Recognizing that national parks sit on traditional territories of Indigenous peoples with place-based laws and histories, we recommend bringing these forward to merge with the goals of national parks to achieve ecological and cultural integrity in the national interest of all Canadians and Indigenous peoples.

Reconciliation and Section 35 involve both rights and responsibilities. With national parks, we can achieve a fundamental goal of reconciliation stated by the Truth and Reconciliation Commission: Reconciliation between Aboriginal and non-Aboriginal Canadians from an Aboriginal perspective also requires reconciliation with the natural world. If human beings resolve problems between themselves but continue to destroy the natural world, their reconciliation remains incomplete… Reconciliation will never occur unless we are reconciled with the earth.

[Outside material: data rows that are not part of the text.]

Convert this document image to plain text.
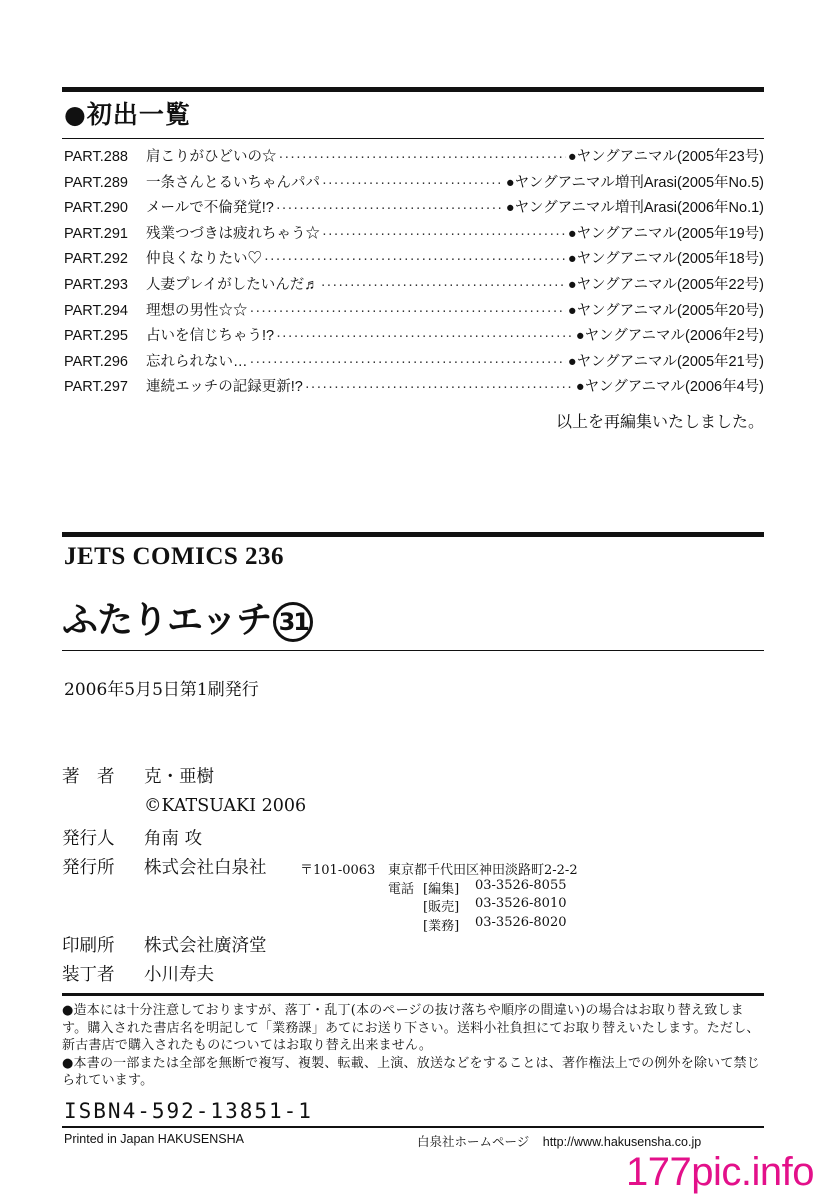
●初出一覧
PART.288	肩こりがひどいの☆ ·····	●ヤングアニマル(2005年23号)
PART.289	一条さんとるいちゃんパパ ·····	●ヤングアニマル増刊Arasi(2005年No.5)
PART.290	メールで不倫発覚!? ·····	●ヤングアニマル増刊Arasi(2006年No.1)
PART.291	残業つづきは疲れちゃう☆ ·····	●ヤングアニマル(2005年19号)
PART.292	仲良くなりたい♡ ·····	●ヤングアニマル(2005年18号)
PART.293	人妻プレイがしたいんだ♬ ·····	●ヤングアニマル(2005年22号)
PART.294	理想の男性☆☆ ·····	●ヤングアニマル(2005年20号)
PART.295	占いを信じちゃう!? ·····	●ヤングアニマル(2006年2号)
PART.296	忘れられない… ·····	●ヤングアニマル(2005年21号)
PART.297	連続エッチの記録更新!? ·····	●ヤングアニマル(2006年4号)
以上を再編集いたしました。
JETS COMICS 236
ふたりエッチ 31
2006年5月5日第1刷発行
著　者 克・亜樹
©KATSUAKI 2006
発行人 角南 攻
発行所 株式会社白泉社
印刷所 株式会社廣済堂
装丁者 小川寿夫
〒101-0063 東京都千代田区神田淡路町2-2-2
電話 [編集] 03-3526-8055
[販売] 03-3526-8010
[業務] 03-3526-8020
●造本には十分注意しておりますが、落丁・乱丁(本のページの抜け落ちや順序の間違い)の場合はお取り替え致します。購入された書店名を明記して「業務課」あてにお送り下さい。送料小社負担にてお取り替えいたします。ただし、新古書店で購入されたものについてはお取り替え出来ません。
●本書の一部または全部を無断で複写、複製、転載、上演、放送などをすることは、著作権法上での例外を除いて禁じられています。
ISBN4-592-13851-1
Printed in Japan HAKUSENSHA	白泉社ホームページ http://www.hakusensha.co.jp
177pic.info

This can be illustrated in Leroy Little Bear’s statement in the National Geographic Guide to Canada’s National Parks (2nd ed.):

When one comes to appreciate the paradigm of Blackfoot people and applies that paradigm to relationships with the land, one will find that sustainability, conservation, leaving the land as pristine as possible, leaving the land to bring about an ecological balance, and having humans fit themselves into the ecological balance are renewal goals of Blackfoot society. It seems that, in many ways, national parks have the same goals. One can say, if the Blackfoot paradigm were applied to all of our lands in Canada, all of Canada would become a ‘national park.

Leroy Little Bear
National Geographic Guide to Canada’s National Parks (2nd ed.)